Clinical, genetic, neurophysiological and functional study of new mutations in episodic ataxia type 1

Abstract

Background and objective: Heterozygous mutations in KCNA1 cause episodic ataxia type 1 (EA1), an ion channel disorder characterised by brief paroxysms of cerebellar dysfunction and persistent neuromyotonia. This paper describes four previously unreported families with EA1, with the aim of understanding the phenotypic spectrum associated with different mutations.

Methods: 15 affected individuals from four families underwent clinical, genetic and neurophysiological evaluation. The functional impact of new mutations identified in the KCNA1 gene was investigated with in vitro electrophysiology and immunocytochemistry.
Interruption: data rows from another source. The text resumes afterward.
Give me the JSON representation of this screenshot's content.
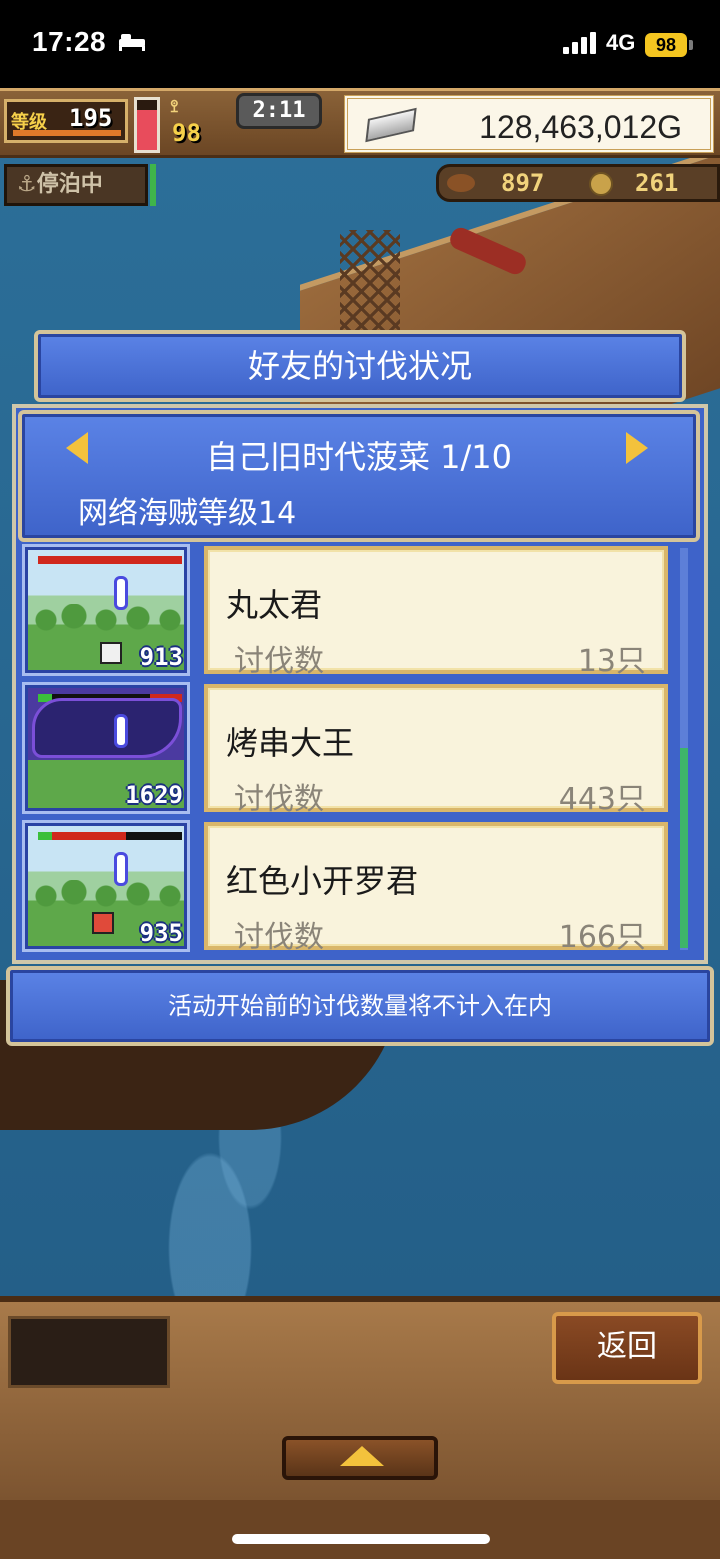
{
  "status_bar": {
    "time": "17:28",
    "network": "4G",
    "battery": "98"
  },
  "hud": {
    "level_label": "等级",
    "level_value": "195",
    "stamina_fraction": 0.8,
    "crew_icon": "ꖶ",
    "crew_value": "98",
    "timer": "2:11",
    "gold": "128,463,012G",
    "docked_status": "停泊中",
    "resource_1": "897",
    "resource_2": "261"
  },
  "dialog": {
    "title": "好友的讨伐状况",
    "friend_name": "自己旧时代菠菜 1/10",
    "pirate_level": "网络海贼等级14",
    "rows": [
      {
        "name": "丸太君",
        "label": "讨伐数",
        "count": "13只",
        "score": "913"
      },
      {
        "name": "烤串大王",
        "label": "讨伐数",
        "count": "443只",
        "score": "1629"
      },
      {
        "name": "红色小开罗君",
        "label": "讨伐数",
        "count": "166只",
        "score": "935"
      }
    ],
    "footer_note": "活动开始前的讨伐数量将不计入在内"
  },
  "bottom": {
    "back_label": "返回"
  },
  "icons": {
    "prev": "left-arrow-icon",
    "next": "right-arrow-icon",
    "up": "up-arrow-icon"
  },
  "colors": {
    "panel_blue": "#4a70d8",
    "accent_yellow": "#f3c23c",
    "card_cream": "#f9f3dc"
  }
}
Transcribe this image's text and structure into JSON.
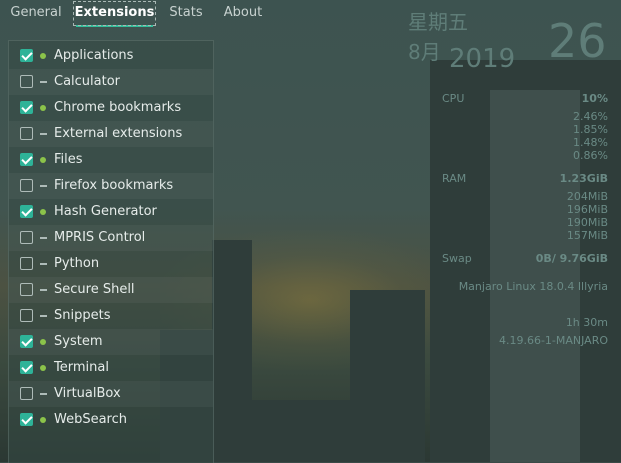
{
  "tabs": [
    {
      "label": "General",
      "active": false
    },
    {
      "label": "Extensions",
      "active": true
    },
    {
      "label": "Stats",
      "active": false
    },
    {
      "label": "About",
      "active": false
    }
  ],
  "extensions": [
    {
      "label": "Applications",
      "enabled": true
    },
    {
      "label": "Calculator",
      "enabled": false
    },
    {
      "label": "Chrome bookmarks",
      "enabled": true
    },
    {
      "label": "External extensions",
      "enabled": false
    },
    {
      "label": "Files",
      "enabled": true
    },
    {
      "label": "Firefox bookmarks",
      "enabled": false
    },
    {
      "label": "Hash Generator",
      "enabled": true
    },
    {
      "label": "MPRIS Control",
      "enabled": false
    },
    {
      "label": "Python",
      "enabled": false
    },
    {
      "label": "Secure Shell",
      "enabled": false
    },
    {
      "label": "Snippets",
      "enabled": false
    },
    {
      "label": "System",
      "enabled": true
    },
    {
      "label": "Terminal",
      "enabled": true
    },
    {
      "label": "VirtualBox",
      "enabled": false
    },
    {
      "label": "WebSearch",
      "enabled": true
    }
  ],
  "desktop_widget": {
    "day_of_week": "星期五",
    "month": "8月",
    "year": "2019",
    "date": "26",
    "cpu": {
      "label": "CPU",
      "value": "10%",
      "cores": [
        "2.46%",
        "1.85%",
        "1.48%",
        "0.86%"
      ]
    },
    "ram": {
      "label": "RAM",
      "value": "1.23GiB",
      "details": [
        "204MiB",
        "196MiB",
        "190MiB",
        "157MiB"
      ]
    },
    "swap": {
      "label": "Swap",
      "value": "0B/ 9.76GiB"
    },
    "os": "Manjaro Linux 18.0.4 Illyria",
    "uptime": "1h 30m",
    "kernel": "4.19.66-1-MANJARO"
  },
  "colors": {
    "accent": "#35bf9c",
    "checkbox_on": "#2eb398",
    "status_enabled_dot": "#8bc34a"
  }
}
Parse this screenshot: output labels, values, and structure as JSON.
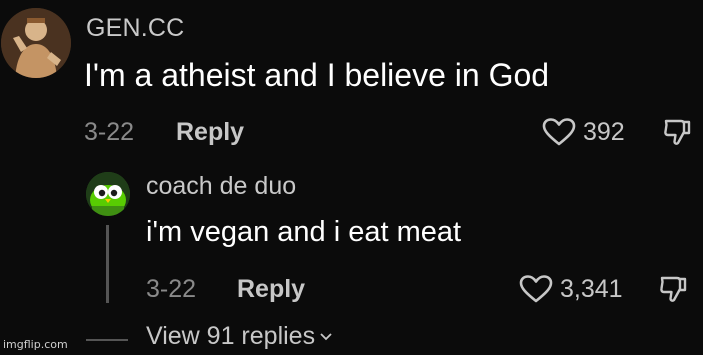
{
  "comment": {
    "author": "GEN.CC",
    "text": "I'm a atheist and I believe in God",
    "date": "3-22",
    "reply_label": "Reply",
    "likes": "392",
    "avatar_icon": "statue-avatar-icon"
  },
  "reply": {
    "author": "coach de duo",
    "text": "i'm vegan and i eat meat",
    "date": "3-22",
    "reply_label": "Reply",
    "likes": "3,341",
    "avatar_icon": "duolingo-owl-avatar-icon"
  },
  "view_replies": {
    "label": "View 91 replies",
    "icon": "chevron-down-icon"
  },
  "watermark": "imgflip.com",
  "colors": {
    "background": "#0b0b0b",
    "primary_text": "#ffffff",
    "secondary_text": "#c9c9c9",
    "muted_text": "#8a8a8a",
    "thread_line": "#555555",
    "duo_green": "#58cc02"
  }
}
Results: Detailed clinical documentation, dating back to 1928 in one family, indicates that all patients manifested episodic ataxia of varying severity. Four subjects from three families reported hearing impairment, which has not previously been reported in association with EA1. New mutations (R167M, C185W and I407M) were identified in three out of the four families. When expressed in human embryonic kidney cells, all three new mutations resulted in a loss of K(v)1.1 channel function. The fourth family harboured a previously reported A242P mutation, which has not been previously described in association with ataxia.
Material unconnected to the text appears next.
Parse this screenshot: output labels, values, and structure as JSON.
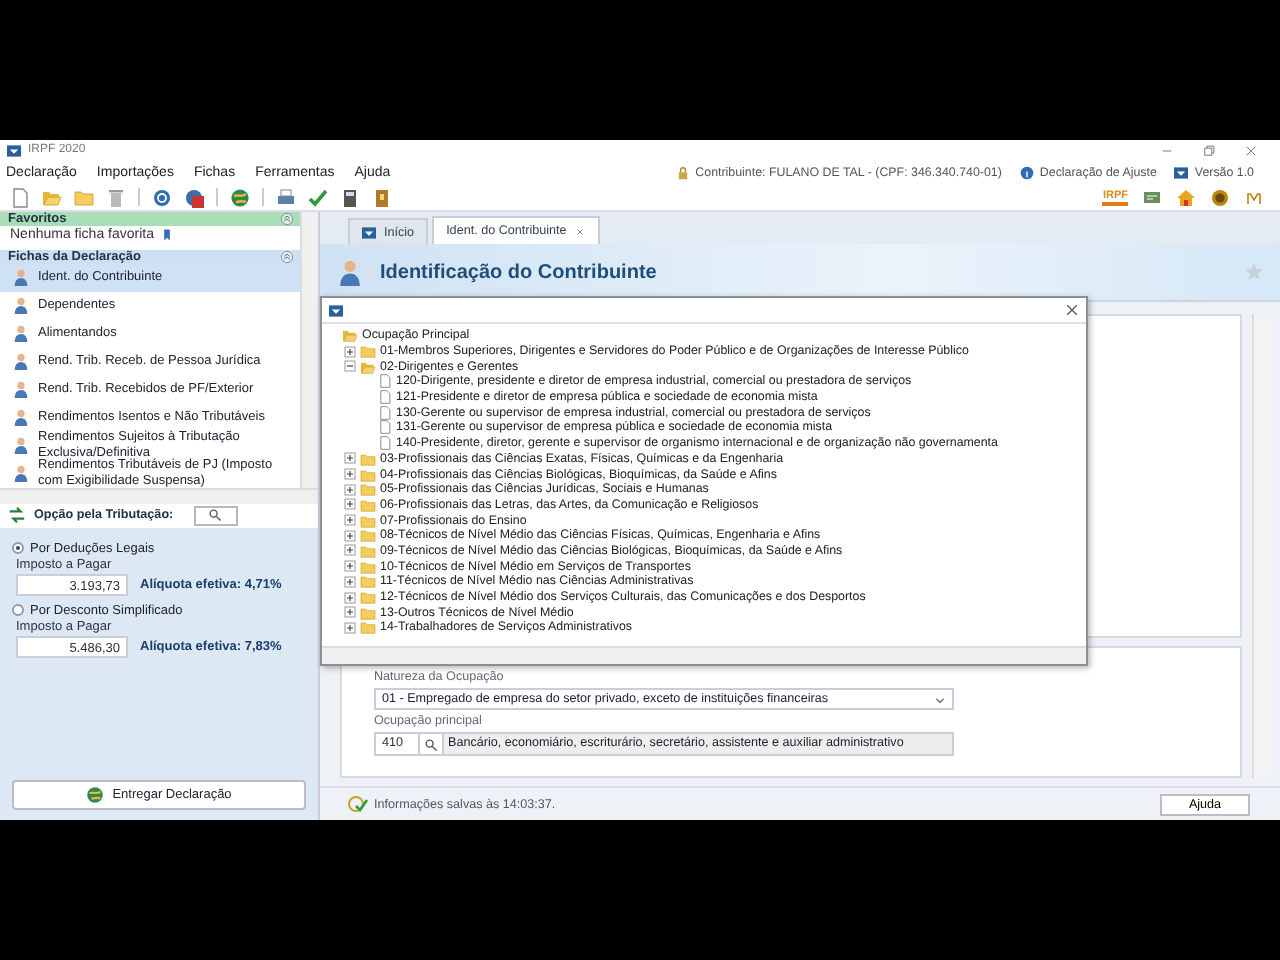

Conclusions: The genetic basis of EA1 in four families is established and this report presents the earliest documented case from 1928. All three new mutations caused a loss of K(v)1.1 channel function. The finding of deafness in four individuals raises the possibility of a link between K(v)1.1 dysfunction and hearing impairment. Our findings broaden the phenotypic range associated with mutations in KCNA1.
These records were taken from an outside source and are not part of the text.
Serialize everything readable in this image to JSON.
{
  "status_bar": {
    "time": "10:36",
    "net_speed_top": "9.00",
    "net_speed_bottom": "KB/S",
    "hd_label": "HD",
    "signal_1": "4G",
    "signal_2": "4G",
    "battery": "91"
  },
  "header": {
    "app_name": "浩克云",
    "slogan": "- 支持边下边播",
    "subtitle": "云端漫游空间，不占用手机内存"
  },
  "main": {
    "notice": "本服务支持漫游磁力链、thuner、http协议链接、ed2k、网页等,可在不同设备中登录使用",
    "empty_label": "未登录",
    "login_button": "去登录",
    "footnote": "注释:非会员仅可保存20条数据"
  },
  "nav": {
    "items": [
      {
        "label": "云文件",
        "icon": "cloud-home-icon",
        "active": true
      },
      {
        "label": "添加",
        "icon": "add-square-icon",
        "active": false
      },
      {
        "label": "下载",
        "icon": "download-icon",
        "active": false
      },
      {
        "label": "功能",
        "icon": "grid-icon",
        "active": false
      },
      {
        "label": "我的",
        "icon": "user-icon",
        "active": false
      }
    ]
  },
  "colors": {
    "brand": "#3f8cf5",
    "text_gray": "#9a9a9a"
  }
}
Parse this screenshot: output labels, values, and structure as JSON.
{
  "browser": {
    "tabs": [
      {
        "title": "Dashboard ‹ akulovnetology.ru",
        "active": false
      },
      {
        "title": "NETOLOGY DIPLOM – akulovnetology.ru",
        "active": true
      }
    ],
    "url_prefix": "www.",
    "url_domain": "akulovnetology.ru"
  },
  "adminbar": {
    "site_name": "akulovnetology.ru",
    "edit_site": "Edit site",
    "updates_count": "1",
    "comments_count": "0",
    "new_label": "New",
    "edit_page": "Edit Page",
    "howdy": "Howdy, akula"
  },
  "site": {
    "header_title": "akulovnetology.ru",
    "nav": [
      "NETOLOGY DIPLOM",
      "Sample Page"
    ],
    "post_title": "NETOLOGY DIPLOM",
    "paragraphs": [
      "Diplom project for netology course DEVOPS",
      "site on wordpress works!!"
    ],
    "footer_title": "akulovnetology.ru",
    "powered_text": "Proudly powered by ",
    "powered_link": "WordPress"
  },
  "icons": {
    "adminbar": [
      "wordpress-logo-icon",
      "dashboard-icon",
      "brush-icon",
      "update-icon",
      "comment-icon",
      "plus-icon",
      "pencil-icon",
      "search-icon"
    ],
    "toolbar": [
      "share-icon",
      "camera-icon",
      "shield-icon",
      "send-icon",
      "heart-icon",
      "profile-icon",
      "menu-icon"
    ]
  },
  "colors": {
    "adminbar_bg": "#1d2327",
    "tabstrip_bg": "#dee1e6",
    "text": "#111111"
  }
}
Keywords: Cerebellar Ataxia; Epilepsy; Neurogenetics; Neuromuscular; Neurophysiol, Clinical.

Figure 1

Pedigree for families A, B, C and D. Black shapes denote affected family members. Asterisk indicates proband.

Figure 2

Clinic letter dated 1928 describing assessment of subject II:6 in family C.

Figure 3

(i) Electrophoretograms showing new mutations for families A, B and C. Red=thymine, green=adenosine, black=guanine, blue=cytosine. (ii) Conservation of KCNA1 amino acid sequence across species. KCNA1 amino acids 152–196 are shown with the S1 segment outlined in grey. Arrows A, R167; B, C185. (iii) Amino acids 381–413 with S6 segment outlined in grey. Arrow C: I407 in S6.

Figure 4

(A) Voltage step protocol and representative current traces elicited by applying a voltage step from a holding potential of −80 mV. (B) Peak current density measured following depolarisation to ±10 mV (SEM). (C) Voltage dependence of activation estimated from tail currents measured at −80 mV following depolarising steps to different potentials obtained in cells transfected with wt (n=7), I407 M (n=8), wt:I407M (n=5), wt:R167M (n=7) and wt:C185W (n=5). Symbols as in panel A. Tail currents were sampled 1 ms after return to −80 mV. Error bars are SEM. Recordings were made using low potassium internal solution.

Figure 5

The Kv1.1 antibody detects the channel and the mutants, R167M and C185W in transfected human embryonic kidney (HEK) cells. The antibody does not detect any Kv1.1 channel in the HEK cells transfected with green fluorescent protein only (bottom panel).